L’Université Pierre et Marie Curie (Paris VI), l’Université de Savoie, l’Université Bordeaux III, l’Université de Limoges et l’Ecole normale supérieure de Cachan ont connu deux exercices financiers consécutifs déficitaires. Elles ont donc été placées sous la tutelle du Recteur.
Sont menacées également à court terme l’Université de Paris XIII et l’INSA de Rouen, voire l’Université de Bretagne sud (déficit de 1,2 million d’euros), l’Université de Paris II, l’Université de Nantes (déficit de 4 millions) et celle de Pau (déficit de 2 millions).
En 2010, le déficit cumulé des Universités a atteint le pic de 37 millions d’€. En 2011, il a littéralement explosé.
Avec la loi sur l’autonomie, ce déficit va s’accroître inexorablement.

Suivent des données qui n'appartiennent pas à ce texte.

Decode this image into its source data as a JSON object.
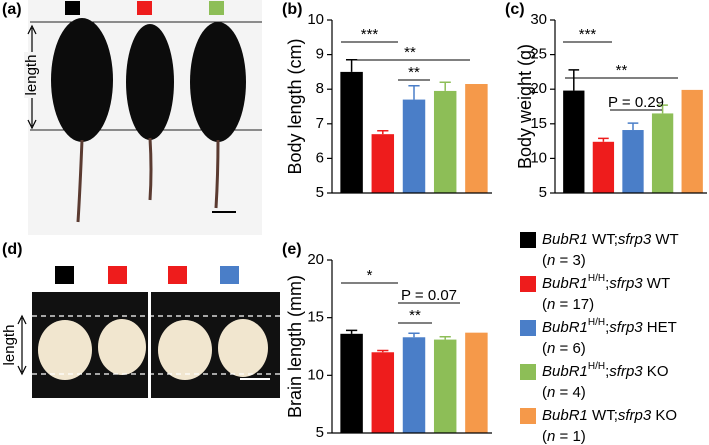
{
  "panel_labels": [
    "(a)",
    "(b)",
    "(c)",
    "(d)",
    "(e)"
  ],
  "photo_a": {
    "label": "length"
  },
  "photo_d": {
    "label": "length"
  },
  "chart_data": [
    {
      "type": "bar",
      "ylabel": "Body length (cm)",
      "ylim": [
        5,
        10
      ],
      "yticks": [
        5,
        6,
        7,
        8,
        9,
        10
      ],
      "colors": [
        "#000000",
        "#ee1c1c",
        "#4a7ec8",
        "#8dbe57",
        "#f5994a"
      ],
      "values": [
        8.5,
        6.7,
        7.7,
        7.95,
        8.15
      ],
      "errors": [
        0.35,
        0.1,
        0.4,
        0.25,
        null
      ],
      "annotations": [
        {
          "text": "***"
        },
        {
          "text": "**"
        },
        {
          "text": "**"
        }
      ]
    },
    {
      "type": "bar",
      "ylabel": "Body weight (g)",
      "ylim": [
        5,
        30
      ],
      "yticks": [
        5,
        10,
        15,
        20,
        25,
        30
      ],
      "colors": [
        "#000000",
        "#ee1c1c",
        "#4a7ec8",
        "#8dbe57",
        "#f5994a"
      ],
      "values": [
        19.8,
        12.4,
        14.1,
        16.5,
        19.9
      ],
      "errors": [
        3,
        0.5,
        1,
        1.2,
        null
      ],
      "annotations": [
        {
          "text": "***"
        },
        {
          "text": "**"
        },
        {
          "text": "P = 0.29"
        }
      ]
    },
    {
      "type": "bar",
      "ylabel": "Brain length (mm)",
      "ylim": [
        5,
        20
      ],
      "yticks": [
        5,
        10,
        15,
        20
      ],
      "colors": [
        "#000000",
        "#ee1c1c",
        "#4a7ec8",
        "#8dbe57",
        "#f5994a"
      ],
      "values": [
        13.6,
        12.0,
        13.3,
        13.1,
        13.7
      ],
      "errors": [
        0.3,
        0.15,
        0.35,
        0.25,
        null
      ],
      "annotations": [
        {
          "text": "*"
        },
        {
          "text": "P = 0.07"
        },
        {
          "text": "**"
        }
      ]
    }
  ],
  "legend": [
    {
      "color": "#000000",
      "lines": [
        [
          {
            "text": "BubR1",
            "style": "italic"
          },
          {
            "text": " WT;"
          },
          {
            "text": "sfrp3",
            "style": "italic"
          },
          {
            "text": " WT"
          }
        ],
        [
          {
            "text": "("
          },
          {
            "text": "n",
            "style": "italic"
          },
          {
            "text": " = 3)"
          }
        ]
      ]
    },
    {
      "color": "#ee1c1c",
      "lines": [
        [
          {
            "text": "BubR1",
            "style": "italic"
          },
          {
            "text": "H/H",
            "style": "sup"
          },
          {
            "text": ";"
          },
          {
            "text": "sfrp3",
            "style": "italic"
          },
          {
            "text": " WT"
          }
        ],
        [
          {
            "text": "("
          },
          {
            "text": "n",
            "style": "italic"
          },
          {
            "text": " = 17)"
          }
        ]
      ]
    },
    {
      "color": "#4a7ec8",
      "lines": [
        [
          {
            "text": "BubR1",
            "style": "italic"
          },
          {
            "text": "H/H",
            "style": "sup"
          },
          {
            "text": ";"
          },
          {
            "text": "sfrp3",
            "style": "italic"
          },
          {
            "text": " HET"
          }
        ],
        [
          {
            "text": "("
          },
          {
            "text": "n",
            "style": "italic"
          },
          {
            "text": " = 6)"
          }
        ]
      ]
    },
    {
      "color": "#8dbe57",
      "lines": [
        [
          {
            "text": "BubR1",
            "style": "italic"
          },
          {
            "text": "H/H",
            "style": "sup"
          },
          {
            "text": ";"
          },
          {
            "text": "sfrp3",
            "style": "italic"
          },
          {
            "text": " KO"
          }
        ],
        [
          {
            "text": "("
          },
          {
            "text": "n",
            "style": "italic"
          },
          {
            "text": " = 4)"
          }
        ]
      ]
    },
    {
      "color": "#f5994a",
      "lines": [
        [
          {
            "text": "BubR1",
            "style": "italic"
          },
          {
            "text": " WT;"
          },
          {
            "text": "sfrp3",
            "style": "italic"
          },
          {
            "text": " KO"
          }
        ],
        [
          {
            "text": "("
          },
          {
            "text": "n",
            "style": "italic"
          },
          {
            "text": " = 1)"
          }
        ]
      ]
    }
  ]
}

Le président de l’Université de Savoie explique ainsi que le déficit enregistré en 2009 est le résultat des « mises aux normes comptables », « obligatoires » découlant de la LRU qui ont pesé pour 2,1 millions d’euros dans les comptes. Le président de l’Université de Limoges parle lui d’un « mécanisme » qui a conduit à 3 millions de déficit. Le Président de la Conférence des présidents d’université (CPU), affirme « on ne peut pas dire que c’est lié à la mauvaise gestion des présidents autonomes ». Il ajoute que la situation est liée « à l’autonomie, en raison du changement des règles comptables ». Le déficit est donc programmé pour mieux reformater l’enseignement supérieur public.
La loi sur l’autonomie modifie l’inscription budgétaire des recettes provenant des usagers de l’Université, les étudiants. Les frais d’inscriptions sont désormais comptabilisés sur deux exercices budgétaires : un tiers sur une année et les deux autres tiers sur la suivante.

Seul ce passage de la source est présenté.